With the end of this week, the first half of 2022 comes to an end. Although this means nothing special in terms of both timing and content, it is still magical at times like these to pause for a moment to consider what has happened and what we might expect for the second half of the year. There is no doubt that, overall, the year began with cautious optimism and this was reflected in the rising prices of cattle hides. Even though the pandemic was always a source of new surprises everywhere, the overall assumption was that social and economic life would be less restricted and return to normal. Many also sat back comfortably and hoped that the general feel-good phase with low interest rates, low inflation and further increases in global growth would never come to an end. As is so often the case, sometimes it takes the external shock to put everything to the test. This time it was the invasion of Ukraine that made many things that were already visible on the horizon very quickly become reality for everyone. For the hide market, this meant that even with the invasion of Ukraine, the air and optimism escaped from the system. In the case of Europe, it simply took too long for all those involved to realise the realities and, above all, to understand that in other regions of the world, slaughtering was extremely high and there was a greater willingness to secure sales through price concessions. If one also considers that, at least in Germany, slaughtering was more than 10% lower than in the previous year, then one may become fully aware of the complete situation and the real balance between supply and demand. The fact is that this meant that the sales of raw material in the second quarter were never really sufficient and that the price adjustment, especially at the slaughterhouses, could not ensure a secure global marketing of all the hides produced. It is always overlooked that as long as not until every hide is sold is the real average revenue known and that in such times it is not very useful to orientate oneself on the partial sales of production and consider

them as the price reference. In this way, the fundamental problem of insufficient leather demand is only ever pushed in front of oneself.
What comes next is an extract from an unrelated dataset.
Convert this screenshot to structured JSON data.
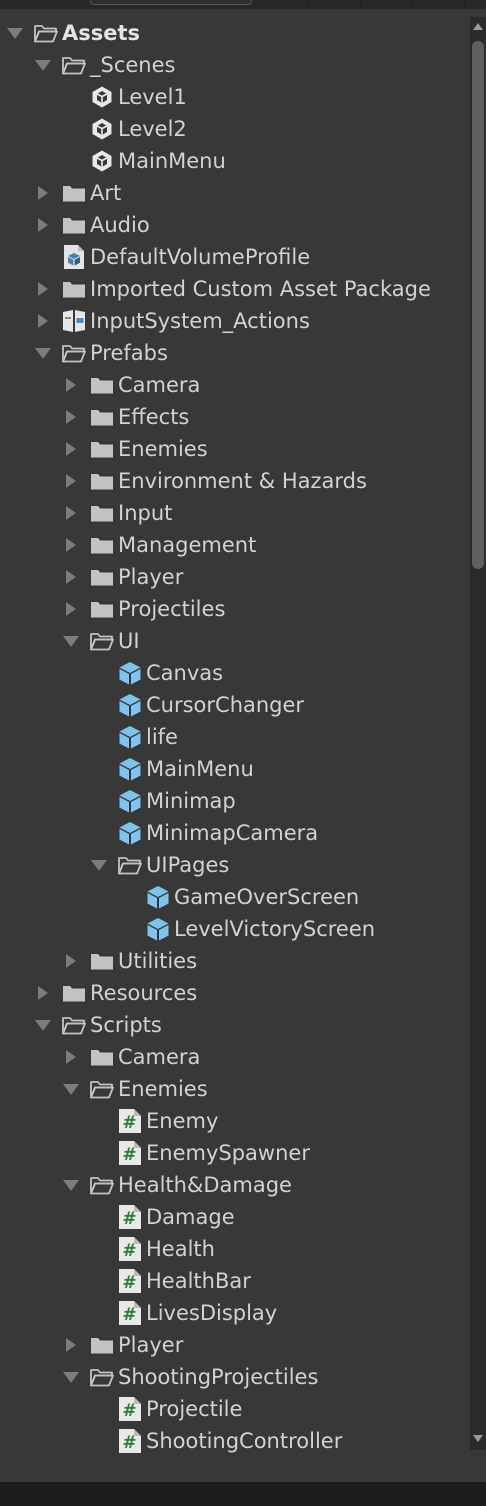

After the slight improvement in the sales situation last week, the general calm and restraint caught up with us again this week. It is not particularly surprising at this time of year, but the outlook for the next two months at least does not remain particularly positive. Fortunately, at least the kill remains very low at the moment. However, it can be assumed that the live animals will be available and the backlog will have to be made up at some point, because at least the fattening cattle cannot be held back forever. Drought in Italy, relatively high stocks talked about by many tanners and the approaching holiday season are not expected to stimulate demand in Europe in the next eight weeks either. In China, you never know what will happen next. On the one hand, there is talk of massive efforts by the government to revive the economy after the lockdowns, but on the other hand, direct contacts with customers paint a clearly pessimistic picture. However, sometimes it takes very little in China to turn the mood around and often the raw material market does not necessarily have anything directly to do with the leather business. However, that is the only hope for the coming weeks, as the factual situation and both, exisiting physical stocks and demand do not suggest a sudden recovery and activity in the world’s largest market at the moment. This week’s sales have thus once again rippled along and are limited either to coincidences, niches and specialities.